TheBanyanTree: If I've Said it Once

maria gibson spaceforone at gmail.com
Thu May 18 19:32:40 PDT 2006


Look.

I don't want, need, desire a long term or traditional relationship.  I had a
perfectly fine one of those animals just fifteen minutes down the road and
had to let it go.  Wasn't sure at the time why I was so willing to do that
but it has become clearer each day I have been away.

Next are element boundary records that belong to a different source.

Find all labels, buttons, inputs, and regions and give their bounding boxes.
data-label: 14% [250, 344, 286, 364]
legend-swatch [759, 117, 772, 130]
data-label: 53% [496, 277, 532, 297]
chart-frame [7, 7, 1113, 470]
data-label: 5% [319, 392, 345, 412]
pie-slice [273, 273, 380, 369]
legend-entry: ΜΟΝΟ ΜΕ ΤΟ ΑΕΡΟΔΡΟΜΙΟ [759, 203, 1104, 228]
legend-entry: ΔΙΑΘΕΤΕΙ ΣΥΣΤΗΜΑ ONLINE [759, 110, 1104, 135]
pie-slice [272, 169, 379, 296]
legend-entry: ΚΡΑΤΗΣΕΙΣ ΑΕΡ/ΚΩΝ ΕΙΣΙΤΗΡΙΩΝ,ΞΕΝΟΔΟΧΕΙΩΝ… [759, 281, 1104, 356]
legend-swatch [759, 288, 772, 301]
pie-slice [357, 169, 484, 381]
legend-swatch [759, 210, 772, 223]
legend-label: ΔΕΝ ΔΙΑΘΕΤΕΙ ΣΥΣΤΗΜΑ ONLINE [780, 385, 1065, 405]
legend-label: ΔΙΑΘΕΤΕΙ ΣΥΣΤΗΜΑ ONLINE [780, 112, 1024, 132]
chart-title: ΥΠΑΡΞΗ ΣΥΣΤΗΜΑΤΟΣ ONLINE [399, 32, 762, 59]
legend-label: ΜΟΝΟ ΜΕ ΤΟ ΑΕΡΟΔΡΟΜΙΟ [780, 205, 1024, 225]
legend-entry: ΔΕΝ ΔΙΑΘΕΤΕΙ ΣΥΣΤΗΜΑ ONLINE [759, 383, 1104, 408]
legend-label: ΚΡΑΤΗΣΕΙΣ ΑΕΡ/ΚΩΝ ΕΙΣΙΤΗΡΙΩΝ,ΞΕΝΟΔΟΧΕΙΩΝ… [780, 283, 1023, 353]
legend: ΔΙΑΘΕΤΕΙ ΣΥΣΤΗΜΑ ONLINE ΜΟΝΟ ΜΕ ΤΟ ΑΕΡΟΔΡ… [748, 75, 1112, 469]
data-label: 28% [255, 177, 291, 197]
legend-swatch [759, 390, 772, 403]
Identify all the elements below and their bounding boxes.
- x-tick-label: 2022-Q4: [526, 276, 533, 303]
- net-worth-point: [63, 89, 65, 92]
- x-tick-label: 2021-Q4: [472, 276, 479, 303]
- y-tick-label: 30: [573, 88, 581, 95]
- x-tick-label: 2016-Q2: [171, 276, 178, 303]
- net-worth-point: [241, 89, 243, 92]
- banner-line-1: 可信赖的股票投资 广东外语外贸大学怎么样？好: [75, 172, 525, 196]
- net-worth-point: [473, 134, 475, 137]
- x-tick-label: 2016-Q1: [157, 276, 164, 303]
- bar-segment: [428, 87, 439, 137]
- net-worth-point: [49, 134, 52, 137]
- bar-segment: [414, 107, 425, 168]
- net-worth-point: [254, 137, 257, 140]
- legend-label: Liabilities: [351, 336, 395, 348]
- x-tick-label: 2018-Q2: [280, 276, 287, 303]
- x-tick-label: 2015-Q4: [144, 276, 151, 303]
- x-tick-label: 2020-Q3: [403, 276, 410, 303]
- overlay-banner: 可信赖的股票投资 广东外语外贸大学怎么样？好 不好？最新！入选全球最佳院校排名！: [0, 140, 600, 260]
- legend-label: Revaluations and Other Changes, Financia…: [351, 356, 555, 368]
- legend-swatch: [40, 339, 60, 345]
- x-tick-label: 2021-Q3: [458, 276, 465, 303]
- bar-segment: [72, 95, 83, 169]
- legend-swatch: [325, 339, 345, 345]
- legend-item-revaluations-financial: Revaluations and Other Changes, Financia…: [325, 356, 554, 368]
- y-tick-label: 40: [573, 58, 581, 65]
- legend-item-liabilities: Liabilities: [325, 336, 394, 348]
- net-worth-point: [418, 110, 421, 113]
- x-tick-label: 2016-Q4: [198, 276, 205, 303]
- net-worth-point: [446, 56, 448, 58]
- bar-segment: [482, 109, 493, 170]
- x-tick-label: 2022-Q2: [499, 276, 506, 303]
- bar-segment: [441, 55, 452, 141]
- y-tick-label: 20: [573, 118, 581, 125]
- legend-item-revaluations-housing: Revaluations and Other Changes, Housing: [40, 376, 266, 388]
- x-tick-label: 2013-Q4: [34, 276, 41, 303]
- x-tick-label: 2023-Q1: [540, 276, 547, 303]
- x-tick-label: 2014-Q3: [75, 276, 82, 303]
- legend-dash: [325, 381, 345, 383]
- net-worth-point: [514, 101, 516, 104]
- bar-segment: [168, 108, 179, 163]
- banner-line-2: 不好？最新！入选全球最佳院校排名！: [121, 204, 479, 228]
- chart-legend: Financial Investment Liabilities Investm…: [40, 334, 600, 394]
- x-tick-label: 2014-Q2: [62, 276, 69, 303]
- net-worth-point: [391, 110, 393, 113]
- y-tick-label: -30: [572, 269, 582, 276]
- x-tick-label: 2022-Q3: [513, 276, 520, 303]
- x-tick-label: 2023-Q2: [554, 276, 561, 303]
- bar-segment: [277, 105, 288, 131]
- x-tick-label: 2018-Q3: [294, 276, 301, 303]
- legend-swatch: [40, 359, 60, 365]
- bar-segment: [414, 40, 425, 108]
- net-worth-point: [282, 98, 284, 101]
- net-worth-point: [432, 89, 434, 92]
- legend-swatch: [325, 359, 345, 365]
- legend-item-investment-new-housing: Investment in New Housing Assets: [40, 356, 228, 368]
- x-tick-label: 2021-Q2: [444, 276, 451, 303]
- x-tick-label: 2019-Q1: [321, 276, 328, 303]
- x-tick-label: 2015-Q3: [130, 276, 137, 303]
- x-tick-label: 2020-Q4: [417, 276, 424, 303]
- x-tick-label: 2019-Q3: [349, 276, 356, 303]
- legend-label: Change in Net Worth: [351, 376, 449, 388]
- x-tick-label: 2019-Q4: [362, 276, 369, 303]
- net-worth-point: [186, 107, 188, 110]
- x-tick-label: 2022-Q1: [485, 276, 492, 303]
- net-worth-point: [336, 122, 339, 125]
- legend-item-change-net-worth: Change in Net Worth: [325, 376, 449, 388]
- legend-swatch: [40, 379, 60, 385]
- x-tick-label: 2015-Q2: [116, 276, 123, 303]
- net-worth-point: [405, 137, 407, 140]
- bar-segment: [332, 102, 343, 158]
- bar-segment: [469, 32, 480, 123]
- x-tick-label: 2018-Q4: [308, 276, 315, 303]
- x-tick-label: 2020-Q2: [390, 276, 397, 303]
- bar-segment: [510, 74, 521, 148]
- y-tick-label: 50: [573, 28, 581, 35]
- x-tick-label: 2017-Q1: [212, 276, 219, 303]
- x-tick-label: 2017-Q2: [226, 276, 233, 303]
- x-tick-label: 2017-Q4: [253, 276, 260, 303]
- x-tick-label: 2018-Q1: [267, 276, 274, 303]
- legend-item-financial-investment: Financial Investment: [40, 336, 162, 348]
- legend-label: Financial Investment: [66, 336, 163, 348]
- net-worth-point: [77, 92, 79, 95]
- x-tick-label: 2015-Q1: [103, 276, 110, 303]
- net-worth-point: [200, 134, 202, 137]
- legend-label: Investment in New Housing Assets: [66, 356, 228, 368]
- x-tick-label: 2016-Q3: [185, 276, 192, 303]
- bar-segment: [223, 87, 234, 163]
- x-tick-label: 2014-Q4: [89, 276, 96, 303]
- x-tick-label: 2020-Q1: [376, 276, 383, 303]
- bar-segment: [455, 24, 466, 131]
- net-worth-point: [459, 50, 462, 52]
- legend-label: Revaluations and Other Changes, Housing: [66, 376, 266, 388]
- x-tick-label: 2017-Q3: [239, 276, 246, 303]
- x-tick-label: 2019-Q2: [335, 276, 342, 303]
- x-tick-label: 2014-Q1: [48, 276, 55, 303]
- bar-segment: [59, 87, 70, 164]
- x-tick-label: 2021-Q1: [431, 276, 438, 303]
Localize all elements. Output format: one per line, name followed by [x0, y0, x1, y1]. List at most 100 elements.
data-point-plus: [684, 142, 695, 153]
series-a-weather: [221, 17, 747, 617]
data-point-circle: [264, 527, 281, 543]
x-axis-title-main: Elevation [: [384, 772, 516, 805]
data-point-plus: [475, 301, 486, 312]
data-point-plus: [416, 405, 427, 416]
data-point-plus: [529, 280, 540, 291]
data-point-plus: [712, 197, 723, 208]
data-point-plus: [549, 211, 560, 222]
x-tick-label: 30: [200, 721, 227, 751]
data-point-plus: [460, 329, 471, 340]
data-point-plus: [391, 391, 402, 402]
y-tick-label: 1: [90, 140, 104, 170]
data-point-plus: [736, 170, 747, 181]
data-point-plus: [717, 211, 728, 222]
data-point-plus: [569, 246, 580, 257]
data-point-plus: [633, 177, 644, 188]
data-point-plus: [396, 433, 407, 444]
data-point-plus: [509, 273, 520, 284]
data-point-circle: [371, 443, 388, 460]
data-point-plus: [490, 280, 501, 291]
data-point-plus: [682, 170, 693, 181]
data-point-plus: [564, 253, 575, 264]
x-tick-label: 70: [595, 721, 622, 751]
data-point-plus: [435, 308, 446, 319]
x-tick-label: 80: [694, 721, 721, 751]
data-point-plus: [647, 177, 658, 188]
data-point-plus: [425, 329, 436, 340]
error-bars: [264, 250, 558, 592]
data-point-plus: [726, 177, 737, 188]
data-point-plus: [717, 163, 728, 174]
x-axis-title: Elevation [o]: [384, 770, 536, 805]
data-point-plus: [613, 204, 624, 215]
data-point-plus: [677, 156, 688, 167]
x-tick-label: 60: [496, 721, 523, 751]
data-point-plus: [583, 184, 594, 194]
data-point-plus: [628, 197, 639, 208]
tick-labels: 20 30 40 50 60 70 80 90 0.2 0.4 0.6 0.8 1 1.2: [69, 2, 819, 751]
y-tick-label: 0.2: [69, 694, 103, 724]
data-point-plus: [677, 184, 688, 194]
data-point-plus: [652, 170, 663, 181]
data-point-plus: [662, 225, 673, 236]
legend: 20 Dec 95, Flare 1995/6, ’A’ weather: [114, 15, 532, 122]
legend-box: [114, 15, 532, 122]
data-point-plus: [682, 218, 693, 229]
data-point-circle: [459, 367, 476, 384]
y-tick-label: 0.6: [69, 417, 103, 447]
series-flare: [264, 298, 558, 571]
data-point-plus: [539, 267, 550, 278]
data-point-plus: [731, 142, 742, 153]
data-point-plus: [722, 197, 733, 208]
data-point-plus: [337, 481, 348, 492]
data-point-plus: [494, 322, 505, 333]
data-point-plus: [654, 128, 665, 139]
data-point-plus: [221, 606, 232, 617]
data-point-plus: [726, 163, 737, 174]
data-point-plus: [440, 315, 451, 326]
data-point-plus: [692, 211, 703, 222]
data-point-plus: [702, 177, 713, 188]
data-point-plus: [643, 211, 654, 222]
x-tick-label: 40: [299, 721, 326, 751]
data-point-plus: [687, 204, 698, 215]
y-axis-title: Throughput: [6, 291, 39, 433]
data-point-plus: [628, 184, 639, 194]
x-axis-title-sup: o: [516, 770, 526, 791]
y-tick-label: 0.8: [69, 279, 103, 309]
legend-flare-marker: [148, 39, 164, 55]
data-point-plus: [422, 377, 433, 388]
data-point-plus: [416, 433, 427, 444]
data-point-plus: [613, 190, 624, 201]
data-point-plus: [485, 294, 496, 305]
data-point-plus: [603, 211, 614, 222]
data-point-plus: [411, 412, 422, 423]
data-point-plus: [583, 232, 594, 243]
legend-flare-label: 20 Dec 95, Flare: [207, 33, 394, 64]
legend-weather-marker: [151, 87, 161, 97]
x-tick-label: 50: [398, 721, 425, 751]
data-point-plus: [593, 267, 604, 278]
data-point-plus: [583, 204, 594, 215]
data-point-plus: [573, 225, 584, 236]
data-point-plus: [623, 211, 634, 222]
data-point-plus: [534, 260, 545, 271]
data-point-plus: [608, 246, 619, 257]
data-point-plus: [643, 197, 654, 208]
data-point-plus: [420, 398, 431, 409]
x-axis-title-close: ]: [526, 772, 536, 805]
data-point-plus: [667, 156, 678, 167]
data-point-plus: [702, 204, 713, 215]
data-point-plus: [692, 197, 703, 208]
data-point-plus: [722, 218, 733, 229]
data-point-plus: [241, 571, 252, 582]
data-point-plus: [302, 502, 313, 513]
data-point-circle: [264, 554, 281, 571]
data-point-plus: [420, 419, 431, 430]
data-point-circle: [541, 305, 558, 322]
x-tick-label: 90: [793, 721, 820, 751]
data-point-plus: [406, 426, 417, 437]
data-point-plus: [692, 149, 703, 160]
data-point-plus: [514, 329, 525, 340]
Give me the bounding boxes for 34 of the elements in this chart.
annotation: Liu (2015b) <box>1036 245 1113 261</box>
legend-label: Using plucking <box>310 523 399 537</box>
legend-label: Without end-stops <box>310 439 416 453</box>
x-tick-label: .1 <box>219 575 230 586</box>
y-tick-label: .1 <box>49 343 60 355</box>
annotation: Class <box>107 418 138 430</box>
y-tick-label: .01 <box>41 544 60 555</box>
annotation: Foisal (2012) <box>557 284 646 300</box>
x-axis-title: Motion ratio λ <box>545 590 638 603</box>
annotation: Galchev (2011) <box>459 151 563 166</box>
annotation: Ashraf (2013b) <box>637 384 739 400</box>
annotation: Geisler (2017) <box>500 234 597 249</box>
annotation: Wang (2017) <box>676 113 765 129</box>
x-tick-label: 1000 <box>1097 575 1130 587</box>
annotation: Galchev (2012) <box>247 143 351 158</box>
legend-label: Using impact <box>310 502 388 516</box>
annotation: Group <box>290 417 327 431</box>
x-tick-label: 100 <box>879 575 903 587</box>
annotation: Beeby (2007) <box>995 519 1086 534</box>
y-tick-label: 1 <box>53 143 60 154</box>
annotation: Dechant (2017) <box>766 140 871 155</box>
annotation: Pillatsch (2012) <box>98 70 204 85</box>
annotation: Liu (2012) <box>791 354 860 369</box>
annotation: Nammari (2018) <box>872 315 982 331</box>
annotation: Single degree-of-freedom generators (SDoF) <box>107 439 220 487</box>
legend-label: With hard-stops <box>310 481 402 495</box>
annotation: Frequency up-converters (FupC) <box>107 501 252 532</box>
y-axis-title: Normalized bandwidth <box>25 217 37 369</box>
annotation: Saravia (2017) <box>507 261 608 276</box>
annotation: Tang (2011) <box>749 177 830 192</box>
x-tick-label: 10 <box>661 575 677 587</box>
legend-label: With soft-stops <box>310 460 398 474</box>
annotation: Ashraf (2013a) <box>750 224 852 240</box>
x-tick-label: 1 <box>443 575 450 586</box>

It was stifling for me,
turns out, and so I am not only not seeking such another animal, I am
actively unseeking it.

Here's what I want.

I want to see you a couple of times a week for fun and games, a good time to
be had by all.  I want you to look forward to it and anticipate it as much
as I do.  I want you to think about it and get a quick delicious shiver down
your spine.  I want to sometimes meet for a drink and shoot the shit about
everything and nothing as we play footsies under the table and gently caress
with fingertips and eyes.  I want to take the occasional trip to the beach
for a day or weekend and watch the sun rise and set, play in the waves, bake
in the hot sun and eat cold chicken in a cooling bed.  I want to stroll the
boardwalk and have you lag behind to check out my ass and then get close and
nuzzle my neck whispering of what you'll be doing later.  I want your voice
so soft in my left ear begging me to let go, let it happen as you move
slowly, your whole weight pressing me into the down.  Intertwined toes, arms
encircling mine from behind and above; gentle, firm, excrutiatingly tender
insistance joining gutteral enjoyment.

I don't want a boyfriend.

I want you and I to live the other five days a week without having to
explain every movement.  I don't want demands, laundry or bills or shared
offspring.  I want to enjoy the good of us, discuss until the wee hours the
least of us and then fall back into newly learned niches of nudity, discover
new territories, have coffee in the morning and then kiss goodbye.  For
today.  For a few days.  And then start all over again.

I need quasi-intimacy.  Nothing more and nothing less.